The second part is the journal’s first themed issue, dedicated to women philosophers from Southeastern Europe. This issue is the result of collaboration between the Centre for the History of Women Philosophers and Scientists in Paderborn and the Research Center for Women in Philosophy in Zagreb. The focus is on gathering and sharing information about past and present women philosophers in Southeastern Europe, emphasizing the lack of scholarly research in this area. The issue includes contributions from Croatia, North Macedonia, Bulgaria, Ukraine, and Turkey.

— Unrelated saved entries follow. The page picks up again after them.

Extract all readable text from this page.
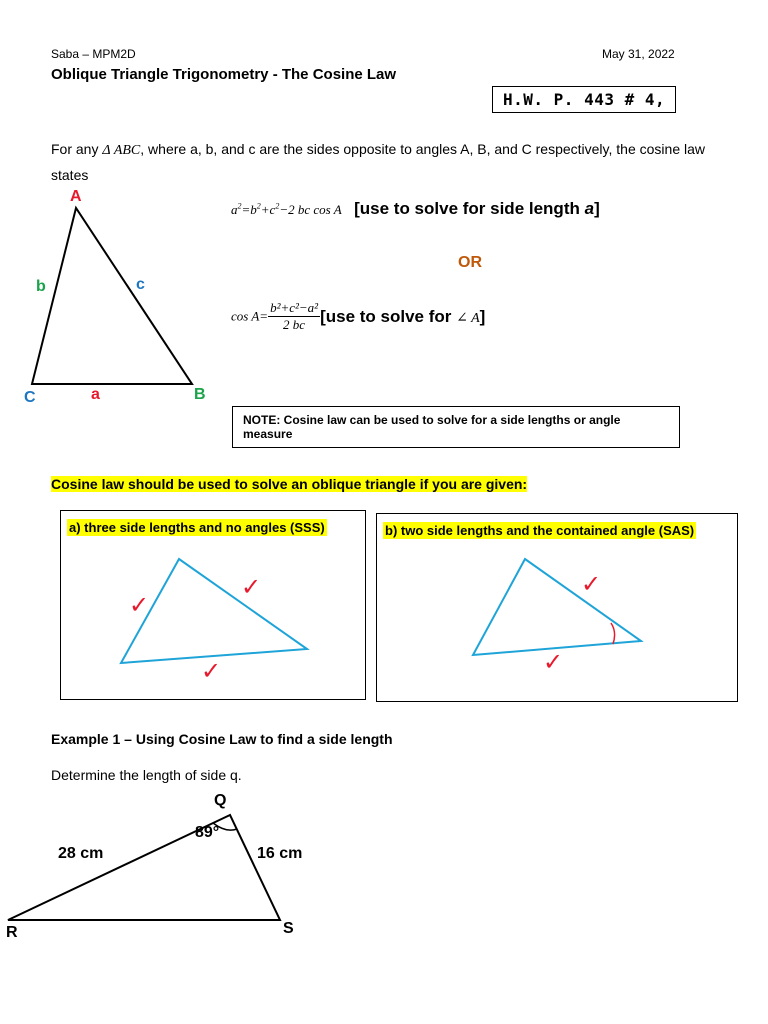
Saba – MPM2D	May 31, 2022
Oblique Triangle Trigonometry - The Cosine Law
H.W. P. 443 # 4,
For any Δ ABC, where a, b, and c are the sides opposite to angles A, B, and C respectively, the cosine law states
A
B
C	a
b	c
$a^2=b^2+c^2-2$ bc cos A [use to solve for side length a]
OR
$\cos A= \frac{\text{b²+c²−a²}}{2 bc} [use$ to solve for ∠ A]
NOTE: Cosine law can be used to solve for a side lengths or angle measure
Cosine law should be used to solve an oblique triangle if you are given:
a) three side lengths and no angles (SSS)
✓
✓
✓
b) two side lengths and the contained angle (SAS)
✓
✓
Example 1 – Using Cosine Law to find a side length
Determine the length of side q.
Q
R	S
89°
28 cm	16 cm
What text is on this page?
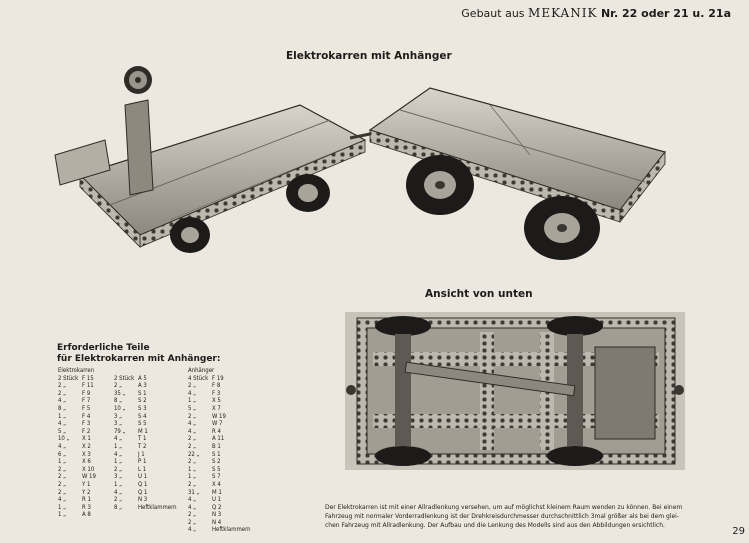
Gebaut aus MEKANIK Nr. 22 oder 21 u. 21a
Elektrokarren mit Anhänger
Ansicht von unten
Erforderliche Teile
für Elektrokarren mit Anhänger:
Elektrokarren
2 Stück F 15
2 „	F 11
2 „	F 9
4 „	F 7
8 „	F 5
1 „	F 4
4 „	F 3
5 „	F 2
10 „	X 1
4 „	X 2
6 „	X 3
1 „	X 6
2 „	X 10
2 „	W 19
2 „	Y 1
2 „	Y 2
4 „	R 1
1 „	R 3
1 „	A 8
2 Stück A 5
2 „	A 3
35 „	S 1
8 „	S 2
10 „	S 3
3 „	S 4
3 „	S 5
79 „	M 1
4 „	T 1
1 „	T 2
4 „	J 1
1 „	P 1
2 „	L 1
3 „	U 1
1 „	Q 1
4 „	Q 1
2 „	N 3
8 „	Heftklammern
Anhänger
4 Stück F 19
2 „	F 8
4 „	F 3
1 „	X 5
5 „	X 7
2 „	W 19
4 „	W 7
4 „	R 4
2 „	A 11
2 „	B 1
22 „	S 1
2 „	S 2
1 „	S 5
1 „	S 7
2 „	X 4
31 „	M 1
4 „	U 1
4 „	Q 2
2 „	N 3
2 „	N 4
4 „	Heftklammern
Der Elektrokarren ist mit einer Allradlenkung versehen, um auf möglichst kleinem Raum wenden zu können. Bei einem
Fahrzeug mit normaler Vorderradlenkung ist der Drehkreisdurchmesser durchschnittlich 3mal größer als bei dem glei-
chen Fahrzeug mit Allradlenkung. Der Aufbau und die Lenkung des Modells sind aus den Abbildungen ersichtlich.
29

Boršić and Karasman have also contributed to the new Springer Teaching Women Philosophers about A Person as the Epitome of All Forces- Helene Druskowitz‘s Compatibilist Answer to the Free Will Dilemma:

 

Our text is divided into two parts. In the first part an overview of the life and career of the Austrian philosopher of Croatian origin, Helene Druskowitz will be given. She was born near Vienna in 1856. In 1878, she received her doctoral title from the University Zurich. She was the first woman from a Germanic country to receive a doctoral title in the regular way. After her return to Austria, she tried to make her career as a free-lance writer and public speaker. During this time, she made some influential acquaintances (F. Nietzsche, M. von Salis-Marschlins, M. von Ebner-Eschenbach, F. C. Meyer and others). However, due to her unorthodox lifestyle and mental problems she was put in various institutions and sanatoria in which she spent the rest of her life, from 1891 till 1918. In the second part of our text her book from 1887, Wie ist Verantwortung und Zurechnung ohne Annahme der Willensfreiheit möglich? will be analized. In this book Druskowitz defends a compatibilist position: she reconciles naturalist determinism with the defense of responsibility. Her argument is based on a combination of a revised position of Schopenhauer supplemented by a moral interpretation of evolutionism. Persons are self-conscious representatives of a particular combination of natural forces which makes humans both a part of the natural world (and thus determined) but, since they are a special part of nature, and aware of it, they bear moral responsibility.